Arches National Park, Utah.

Arches National Park was reserved in 1923 as a national monument by President Hoover. It was not until 1971 that Congress expanded its boundaries and designated it as a national park. I stood on the rock outcrop that rests in the right of this image and looked across the canyon to view Delicate Arch. I was greeted with a wave of tranquility and solitude. The expanse of the canyon blocked out the noise of the visitors across the way.


Black Canyon of the Gunnison National Park, Colorado.

I explored the Black Canyon and ultimately this lesser-known national park was the defining adventure that changed my opinion of the western United States. Between 1853 and 1916, four expeditions explored the canyon, but it wasn’t until 1999 that the canyon became a national park. This park, overwhelmingly more so than anything I had experienced before, showed me the true grandeur of what exists in what I originally thought was a barren wasteland.


Chain O’Lakes State Park, Northeastern Illinois.

The greater Chicago area is spotted with a number of state parks and forest preserves. Chain O’Lakes State Park, in Northeastern Illinois, was one of the first parks I explored on my own. Nimbostratus clouds filled the sky and threatened rain the entire day. It combines a marshy lake system with smaller, naturally wooded areas that are excellent for both water and land-oriented activities. The park system in Illinois is great in that the majority of its parks have multiple trail systems, Chain O’Lakes, in particular, has four. The park started out as a conservation area in the 1930s then was incorporated into the state park system in the 1950s. It borders three natural lakes and connects with seven other lakes via the Fox River.


Verde Lakes, Weminuche Wilderness, Southern Colorado.

Several months after exploring San Juan Island I moved to Durango, Colorado to return to school and get a degree in adventure education.

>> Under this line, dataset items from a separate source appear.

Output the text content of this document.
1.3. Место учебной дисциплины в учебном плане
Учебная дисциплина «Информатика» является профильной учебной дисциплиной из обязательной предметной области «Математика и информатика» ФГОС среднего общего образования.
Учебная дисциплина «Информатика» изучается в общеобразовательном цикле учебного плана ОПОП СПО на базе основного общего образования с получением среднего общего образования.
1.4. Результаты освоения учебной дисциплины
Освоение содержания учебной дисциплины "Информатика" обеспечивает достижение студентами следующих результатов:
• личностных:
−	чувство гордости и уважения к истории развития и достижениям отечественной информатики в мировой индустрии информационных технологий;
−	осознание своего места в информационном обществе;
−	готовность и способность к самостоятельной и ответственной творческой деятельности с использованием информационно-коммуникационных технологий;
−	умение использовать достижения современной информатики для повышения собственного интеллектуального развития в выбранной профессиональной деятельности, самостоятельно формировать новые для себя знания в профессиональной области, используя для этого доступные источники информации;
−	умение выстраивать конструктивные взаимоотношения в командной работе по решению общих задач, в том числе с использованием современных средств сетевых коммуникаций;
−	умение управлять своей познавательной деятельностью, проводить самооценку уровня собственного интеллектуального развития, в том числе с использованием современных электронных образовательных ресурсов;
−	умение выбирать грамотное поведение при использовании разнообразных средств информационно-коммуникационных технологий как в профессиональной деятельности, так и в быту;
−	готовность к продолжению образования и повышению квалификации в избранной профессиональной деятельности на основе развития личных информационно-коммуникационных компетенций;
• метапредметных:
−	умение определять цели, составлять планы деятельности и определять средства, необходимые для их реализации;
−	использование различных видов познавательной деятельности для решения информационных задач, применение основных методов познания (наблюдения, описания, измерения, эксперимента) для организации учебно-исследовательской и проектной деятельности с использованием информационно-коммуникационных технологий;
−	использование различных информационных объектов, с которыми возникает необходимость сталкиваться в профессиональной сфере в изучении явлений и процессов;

This allowed me to explore the Four Corners region for the first time. I took this shot in the Weminuche Wilderness, just north of Silverton, Colorado. We had just hiked the first one- to two-mile stretch that had an incline of about 2,000 feet total. Not particularly far, but remarkably steep. This last stretch sat at just under 13,000 feet above sea level. Outside of flying in an airplane, I had never been this close to the sun before, naturally, I got a sun burn. Later that evening, a friend and I climbed up a ridge to watch the sun set over the valley.


North President’s Court, Downtown Chicago, Illinois.

Green spaces in major cities have always surprised me. This one in the heart of Chicago, however, takes the cake. North President’s Court sits just south of Millennium Park in Chicago. It is a convenient green space with a statue of Abraham Lincoln that provides a nice respite from the towering skyscrapers and the buzz of an urban area. The seagulls offered a nice touch to the puddles that dabbled across the ground. While natural environments are hard to come by in any major metropolitan area, Chicago sure does a good job at helping create beauty.


Lime Kiln State Park, San Juan Island, Washington.

As luck would have it, I was able to explore a small portion of the Pacific Northwest with my family for a week. Lying on the western side of San Juan Island, Lime Kiln State Park is a small 36-acre park known for its whale watching and scenic vistas of Puget Sound. The island was originally mined for its limestone (hence the park's name) as early as the 1860s. The lime manufacturing benefited the local townspeople of Friday Harbor, a pleasant town incorporated in 1909. It wasn’t until the 1980s that the area was turned over to the states’ parks department and turned into a park.


International Balloon Fiesta, Albuquerque, New Mexico.

Later that fall, my friends and I descended upon Albuquerque for the annual Balloon Fiesta. Unfortunately, we were late to the party and missed the early bird rise of the balloons. However, we were able to catch balloons rising and descending in the late morning. On the outskirts of the grounds, I caught this balloon having just touched down in an open field. I thought it fitting that the open plains in the background was supplanted with the New Mexican flag. Pro tip: Get to the grounds no later than 5 am if you want to see the balloons rise, traffic is crazy.